Oops, I guess I said "yesterday" the day before, which makes me a day late. Sorry about that!;)

Today's featured artist is Amy Earles, about whom I know very little but who makes beautiful images. Unfortunately, her website is under construction at the moment, and her Etsy shop isn't very revealing about her person, but I guess when the work is this good who cares? (Well, I do... but it doesn't make me hold anything against her or anything, of course! I just like to know some personal info about artists, and/or the stories behind their work) Anyway. I discovered a little painting that was featured in one of those major design blogs one day, which led me to her shop, and my subsequent purchase of said painting, of a little witch girl and two tiny ghosts...

Anyway, she has an interesting variety of things available: original paintings, prints, postcards, and paper dolls. Here are a few of my favorites.

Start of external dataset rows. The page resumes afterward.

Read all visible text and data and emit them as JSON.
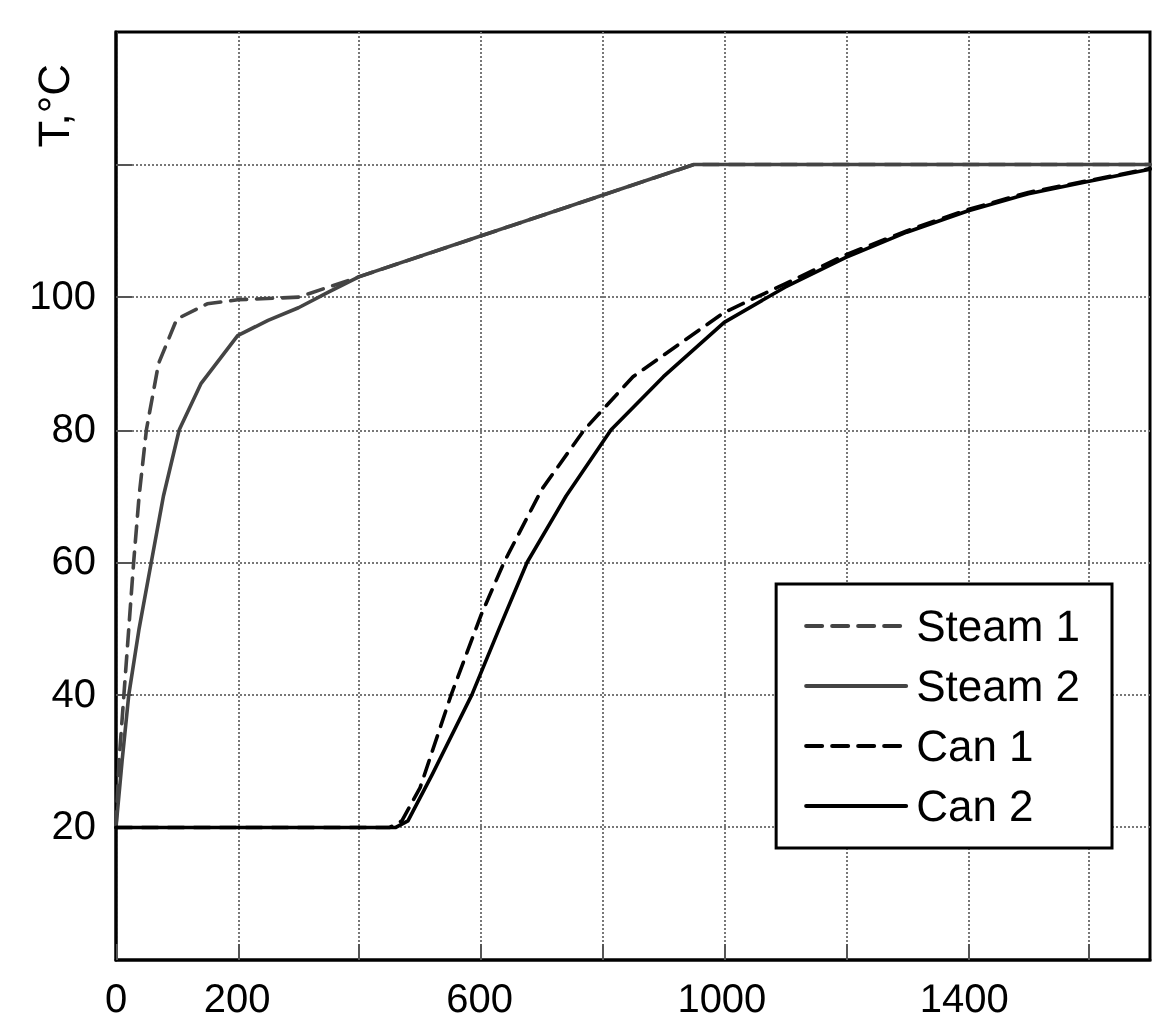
{
  "chart_data": {
    "type": "line",
    "ylabel": "T,°C",
    "xlim": [
      0,
      1700
    ],
    "ylim": [
      0,
      140
    ],
    "xticks": [
      0,
      200,
      {
        "value": 400,
        "label": null
      },
      600,
      {
        "value": 800,
        "label": null
      },
      1000,
      {
        "value": 1200,
        "label": null
      },
      1400,
      {
        "value": 1600,
        "label": null
      }
    ],
    "yticks": [
      20,
      40,
      60,
      80,
      100,
      {
        "value": 120,
        "label": null
      }
    ],
    "grid": true,
    "legend": "bottom right",
    "marker": "none",
    "series": [
      {
        "name": "Steam 1",
        "color": "#444444",
        "line_style": "dashed",
        "x": [
          0,
          5,
          13,
          21,
          29,
          38,
          50,
          70,
          100,
          150,
          200,
          300,
          950,
          1700
        ],
        "values": [
          20,
          30,
          40,
          50,
          60,
          70,
          80,
          90,
          96.7,
          99,
          99.6,
          100,
          120,
          120
        ]
      },
      {
        "name": "Steam 2",
        "color": "#444444",
        "line_style": "solid",
        "x": [
          0,
          10,
          21,
          38,
          58,
          78,
          104,
          140,
          200,
          250,
          300,
          350,
          400,
          950,
          1700
        ],
        "values": [
          20,
          30,
          40,
          50,
          60,
          70,
          80,
          87,
          94.2,
          96.5,
          98.4,
          100.8,
          103.1,
          120,
          120
        ]
      },
      {
        "name": "Can 1",
        "color": "#000000",
        "line_style": "dashed",
        "x": [
          0,
          450,
          470,
          500,
          551,
          600,
          638,
          700,
          770,
          850,
          1000,
          1100,
          1200,
          1300,
          1400,
          1500,
          1600,
          1700
        ],
        "values": [
          20,
          20,
          21,
          26,
          40,
          52,
          60,
          71,
          80,
          88,
          97.7,
          102,
          106.4,
          110,
          113.2,
          115.8,
          117.6,
          119.4
        ]
      },
      {
        "name": "Can 2",
        "color": "#000000",
        "line_style": "solid",
        "x": [
          0,
          460,
          480,
          520,
          585,
          630,
          676,
          740,
          814,
          900,
          1000,
          1100,
          1200,
          1300,
          1400,
          1500,
          1600,
          1700
        ],
        "values": [
          20,
          20,
          21,
          28,
          40,
          50,
          60,
          70,
          80,
          88,
          96.2,
          101.5,
          106,
          109.8,
          113,
          115.6,
          117.5,
          119.3
        ]
      }
    ]
  }
}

"Persuasion", paper doll with painted background, $280

"Benevolence", print of an original painting, $17

"Red Cape", original gouache painting, $50

This leads to me to think, Hm, perhaps I should try and do an interview here and there with an artist? Stay tuned.


In the meantime, I may leave you with an image of one of my own little works. This one is actually from a year or two ago, but having revisited it recently, I have fallen for it all over again. It's a drawing made in white pencil and acrylic paint on black paper, with a splatter of light blue paint here and there. The image was inspired by a photo I had taken of a former classmate when one day I was especially struck by her outfit and hair. Her name is Veronique, and the title in my fractured French way is to mean either Veronique dreams, or the dream of Veronique, or simply a dream Veronique. I always wanted to call her "Vero" but she wouldn't have it. So now I do. I think she will go into my February show.

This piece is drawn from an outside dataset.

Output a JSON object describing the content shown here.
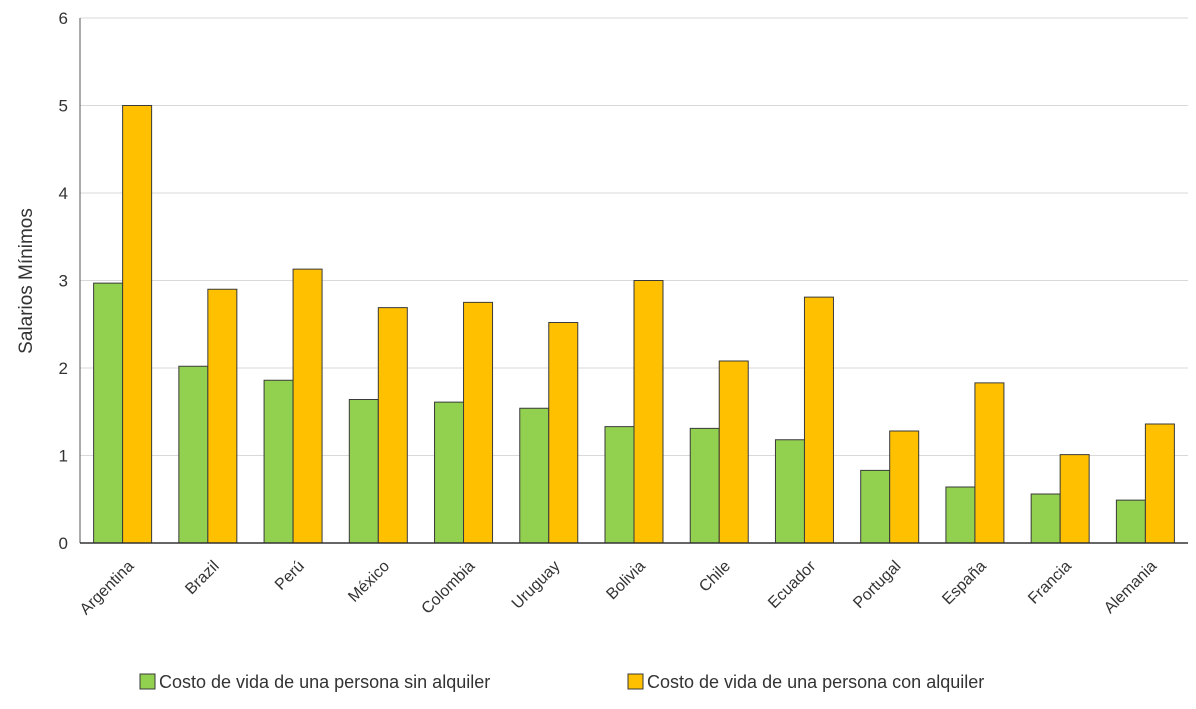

"Vero Reve", 13" x 6.5" (2006)

As always, you may click on each photo for a closer, larger view.

Monday, December 1, 2008

Holidays are for Art

For making art, that is! I was off almost all of last week and had quite a productive time, which is great considering how much work I have yet to do for my upcoming solo show in February! I thought I would take this opportunity to show you where all my creative activity happens... in the underground studio! (aka The Dungeon aka The Torture Chamber, aka a little room my 1927 bungalow's basement!) While this is not my optimum set-up, admittedly, it is the first time I have had a space in my house where I can totally make a mess and not worry about appearances or kitty safety. I hope eventually to expand and finish this room in my basement I call my studio, but for now I make it work.

And no, I don't get scared at night or anything! It's pretty much all good vibes down there. Sorry for the less-than-great photos -- it's rather dark down there. Yes, I need better lighting. NB: You can click on the photos for bigger versions. :)

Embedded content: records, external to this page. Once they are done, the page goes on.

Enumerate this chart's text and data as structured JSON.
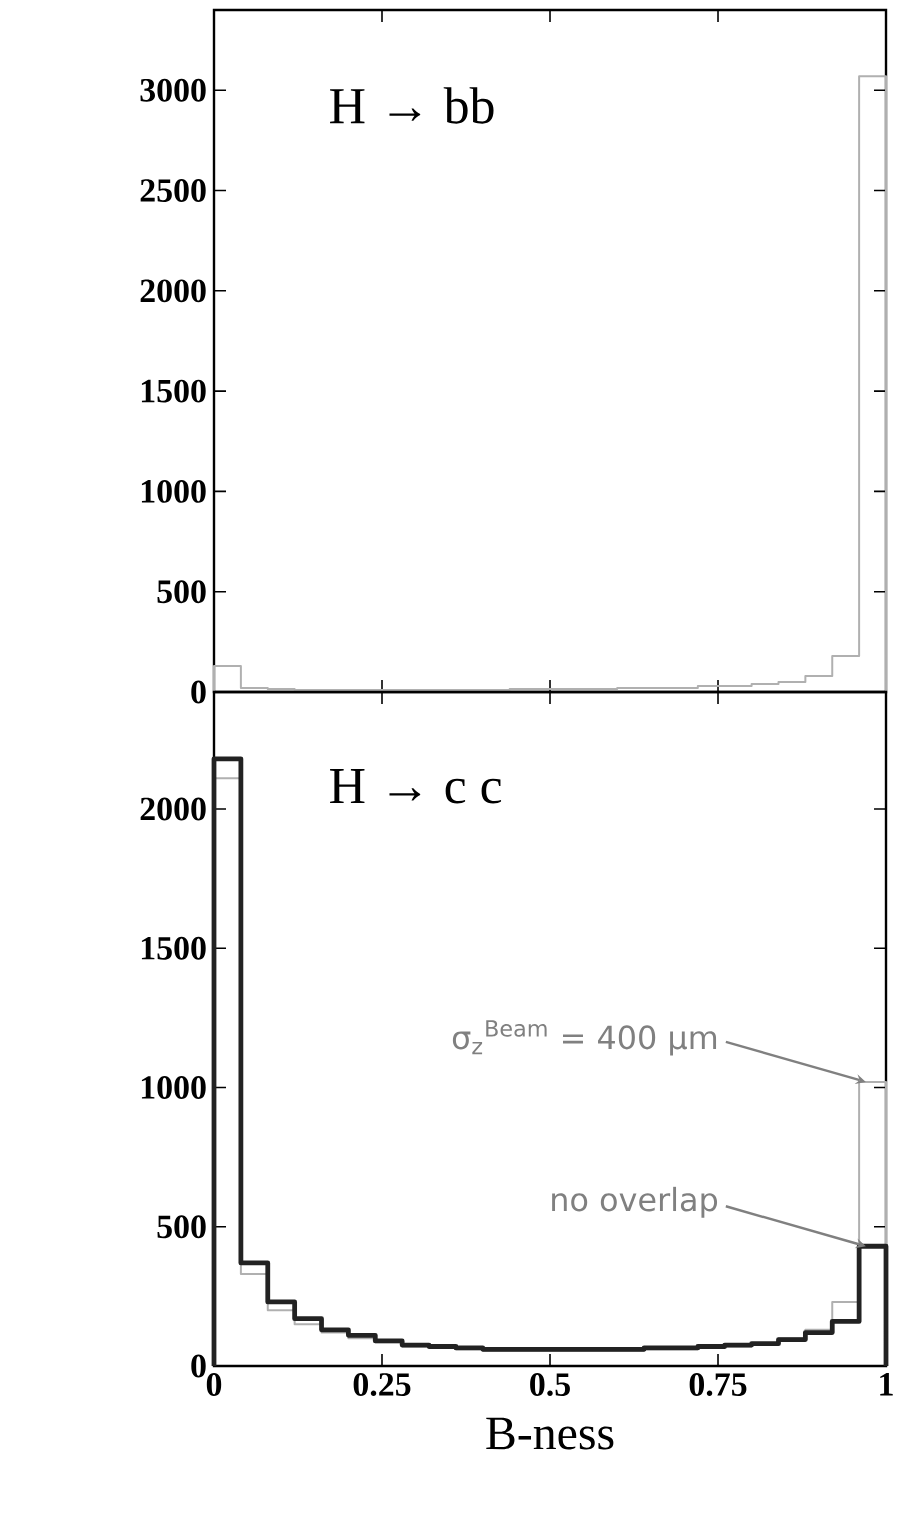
{
  "chart_data": [
    {
      "type": "histogram",
      "title": "H → bb",
      "bins": [
        0,
        0.04,
        0.08,
        0.12,
        0.16,
        0.2,
        0.24,
        0.28,
        0.32,
        0.36,
        0.4,
        0.44,
        0.48,
        0.52,
        0.56,
        0.6,
        0.64,
        0.68,
        0.72,
        0.76,
        0.8,
        0.84,
        0.88,
        0.92,
        0.96,
        1.0
      ],
      "series": [
        {
          "color": "#b0b0b0",
          "values": [
            130,
            20,
            15,
            10,
            10,
            10,
            10,
            10,
            10,
            10,
            10,
            15,
            15,
            15,
            15,
            20,
            20,
            20,
            30,
            30,
            40,
            50,
            80,
            180,
            3070
          ]
        }
      ],
      "xlim": [
        0,
        1
      ],
      "xticks": [
        {
          "value": 0,
          "label": null
        },
        {
          "value": 0.25,
          "label": null
        },
        {
          "value": 0.5,
          "label": null
        },
        {
          "value": 0.75,
          "label": null
        },
        {
          "value": 1,
          "label": null
        }
      ],
      "ylim": [
        0,
        3400
      ],
      "yticks": [
        0,
        500,
        1000,
        1500,
        2000,
        2500,
        3000
      ],
      "tick_labels": "y"
    },
    {
      "type": "histogram",
      "title": "H → c c",
      "xlabel": "B-ness",
      "bins": [
        0,
        0.04,
        0.08,
        0.12,
        0.16,
        0.2,
        0.24,
        0.28,
        0.32,
        0.36,
        0.4,
        0.44,
        0.48,
        0.52,
        0.56,
        0.6,
        0.64,
        0.68,
        0.72,
        0.76,
        0.8,
        0.84,
        0.88,
        0.92,
        0.96,
        1.0
      ],
      "series": [
        {
          "color": "#b0b0b0",
          "values": [
            2110,
            330,
            200,
            150,
            120,
            100,
            85,
            70,
            65,
            60,
            55,
            55,
            55,
            55,
            55,
            55,
            60,
            60,
            65,
            70,
            80,
            100,
            130,
            230,
            1020
          ]
        },
        {
          "color": "#222222",
          "values": [
            2180,
            370,
            230,
            170,
            130,
            110,
            90,
            75,
            70,
            65,
            60,
            60,
            60,
            60,
            60,
            60,
            65,
            65,
            70,
            75,
            80,
            95,
            120,
            160,
            430
          ]
        }
      ],
      "xlim": [
        0,
        1
      ],
      "xticks": [
        0,
        0.25,
        0.5,
        0.75,
        1
      ],
      "ylim": [
        0,
        2420
      ],
      "yticks": [
        0,
        500,
        1000,
        1500,
        2000
      ],
      "annotations": [
        {
          "text": "σ$_{z}$$^{Beam}$ = 400 μm",
          "x": 0.97,
          "y": 1020
        },
        {
          "text": "no overlap",
          "x": 0.97,
          "y": 430
        }
      ]
    }
  ]
}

Here is the door to my studio. It's painted a celadon green with an orange square at the latch -- came that way when we bought the house. Someone had an artistic bent, I think.

Here is where all the magic happens, so to speak: my workbench. I like to make my collages and small paintings here, and I am able to just take all my scraps and throw them all over the place, waiting to be discovered.

Little tschochkes and cigar bands galore:

More stuffs:

You can see that I am rather cramped into a tight space, but I do make the most of it. Plus, I really enjoy being surrounded closely by things that visually stimulate and excite me -- keeps the creative juices flowing. It's a great space for making small work, so the one thing I don't like about working down here is that it's going to be hard to work on my larger canvases. I am still trying to figure out how I am going to manage that. But I'll work something out.

Finally, I will leave you with a few shots of my most recent larger painting (though this one is relatively small at 40" x 18").

I'm also excited about a little cat-as-person painting I made for my friend Teri, but I can't share it here until she gets it up in Montreal. It turned out really well and can't wait to see what she thinks of it! In the meantime, here is the painting I did of my cat, Nico, a few months ago, in a similar style:

Well, that's it for today! I hope you have enjoyed my little tour! Tomorrow I'll be back to sharing another awesome artist with you.